For HE, VHT, and non-HT OFDM data scrambling, the same principle applies, but the scrambler initial state consists of only seven bits, and only seven initial bits of the scrambling sequence are required [2].

Generate an HE SU packet given seven initial scrambling sequence bits by converting initial scrambling sequence bits to an integer initial scrambler state. IEEE Std 802.11-2020 Section 17.3.5.5 [1] describes the scrambler for HE, VHT, HT, and non-HT OFDM.

% 7 initial scrambling sequence bits (top-most bit MSB) initSeqBits = [0 0 0 0 1 1 1]'; % Convert 7 initial scrambling sequence bits to initial scrambler state initialStateBits = mod([sum(initSeqBits([1 3 4 7])); initSeqBits(2:4)+initSeqBits(1:3)+initSeqBits(5:7); initSeqBits(1:3)+initSeqBits(5:7)],2); % Convert bits to integer (top-most bit MSB) initialStateInteger = bit2int(initialStateBits,7); % Create configuration for 20 MHz HE single-user transmission cfgHE = wlanHESUConfig(); % Create a random PSDU psdu = randi([0 1],getPSDULength(cfgHE)*8,1,"int8"); % Generate packet txC = wlanWaveformGenerator(psdu,cfgHE,ScramblerInitialization=initialStateInteger);

Confirm that the conversion of the initial scrambling sequence bits to the initial scrambler state is correct.
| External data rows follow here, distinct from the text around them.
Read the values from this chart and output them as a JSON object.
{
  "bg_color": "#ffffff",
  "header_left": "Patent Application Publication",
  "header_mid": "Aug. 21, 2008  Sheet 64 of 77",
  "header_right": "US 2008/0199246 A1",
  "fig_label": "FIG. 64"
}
Generate the scrambling sequence from the initial state by scrambling all zero data bits. This operation is correct because $$XOR(x,0)=x$$ for any bit $$x$$.
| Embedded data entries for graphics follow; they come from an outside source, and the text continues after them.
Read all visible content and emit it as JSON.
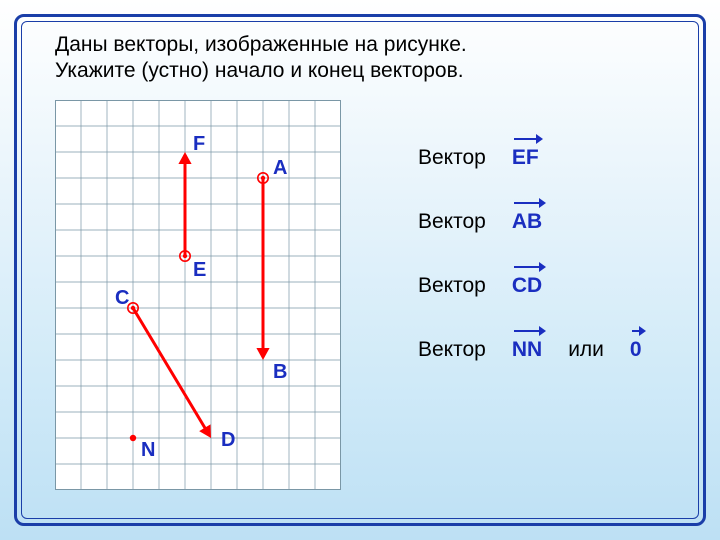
{
  "slide": {
    "background_gradient": [
      "#ffffff",
      "#e8f4fb",
      "#d0eaf8",
      "#bde0f4"
    ],
    "frame_color": "#1a3ea8"
  },
  "problem": {
    "text": "Даны векторы, изображенные на рисунке.\nУкажите (устно) начало и конец векторов."
  },
  "grid": {
    "cols": 11,
    "rows": 15,
    "cell": 26,
    "line_color": "#7a97a6",
    "background": "#ffffff"
  },
  "diagram": {
    "vector_color": "#ff0000",
    "vector_stroke": 3,
    "label_color": "#1a2ec0",
    "label_fontsize": 20,
    "arrowhead_size": 12,
    "point_radius": 3.2,
    "points": {
      "A": {
        "gx": 8,
        "gy": 3,
        "label_dx": 10,
        "label_dy": -4,
        "mark": "circle"
      },
      "B": {
        "gx": 8,
        "gy": 10,
        "label_dx": 10,
        "label_dy": 18,
        "mark": "arrow-down"
      },
      "C": {
        "gx": 3,
        "gy": 8,
        "label_dx": -18,
        "label_dy": -4,
        "mark": "circle"
      },
      "D": {
        "gx": 6,
        "gy": 13,
        "label_dx": 10,
        "label_dy": 8,
        "mark": "arrow-se"
      },
      "E": {
        "gx": 5,
        "gy": 6,
        "label_dx": 8,
        "label_dy": 20,
        "mark": "circle"
      },
      "F": {
        "gx": 5,
        "gy": 2,
        "label_dx": 8,
        "label_dy": -2,
        "mark": "arrow-up"
      },
      "N": {
        "gx": 3,
        "gy": 13,
        "label_dx": 8,
        "label_dy": 18,
        "mark": "dot"
      }
    },
    "vectors": [
      {
        "from": "E",
        "to": "F"
      },
      {
        "from": "A",
        "to": "B"
      },
      {
        "from": "C",
        "to": "D"
      }
    ]
  },
  "list": {
    "word": "Вектор",
    "or": "или",
    "items": [
      {
        "label": "EF"
      },
      {
        "label": "AB"
      },
      {
        "label": "CD"
      },
      {
        "label": "NN",
        "extra": "0"
      }
    ],
    "label_color": "#1a2ec0",
    "fontsize": 21
  }
}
s = wlanScramble(zeros(50,1),initialStateBits);

Confirm that the first seven bits at the output match the desired scrambling sequence bits.

isequal(s(1:7),initSeqBits)

`ans = `*logical*
1

### References

[1] IEEE Std 802.11-2020, Part 11: Wireless LAN Medium Access Control (MAC) and Physical Layer (PHY) Specifications, Section 17.3.5 PHY DATA scrambler and descrambler.

[2] IEEE P802.11be/D4.0, Part 11: Wireless LAN Medium Access Control (MAC) and Physical Layer (PHY) Specifications, Amendment 8: Enhancements for extremely high throughput (EHT), Section 36.3.13.2 EHT PHY DATA scrambler and descrambler.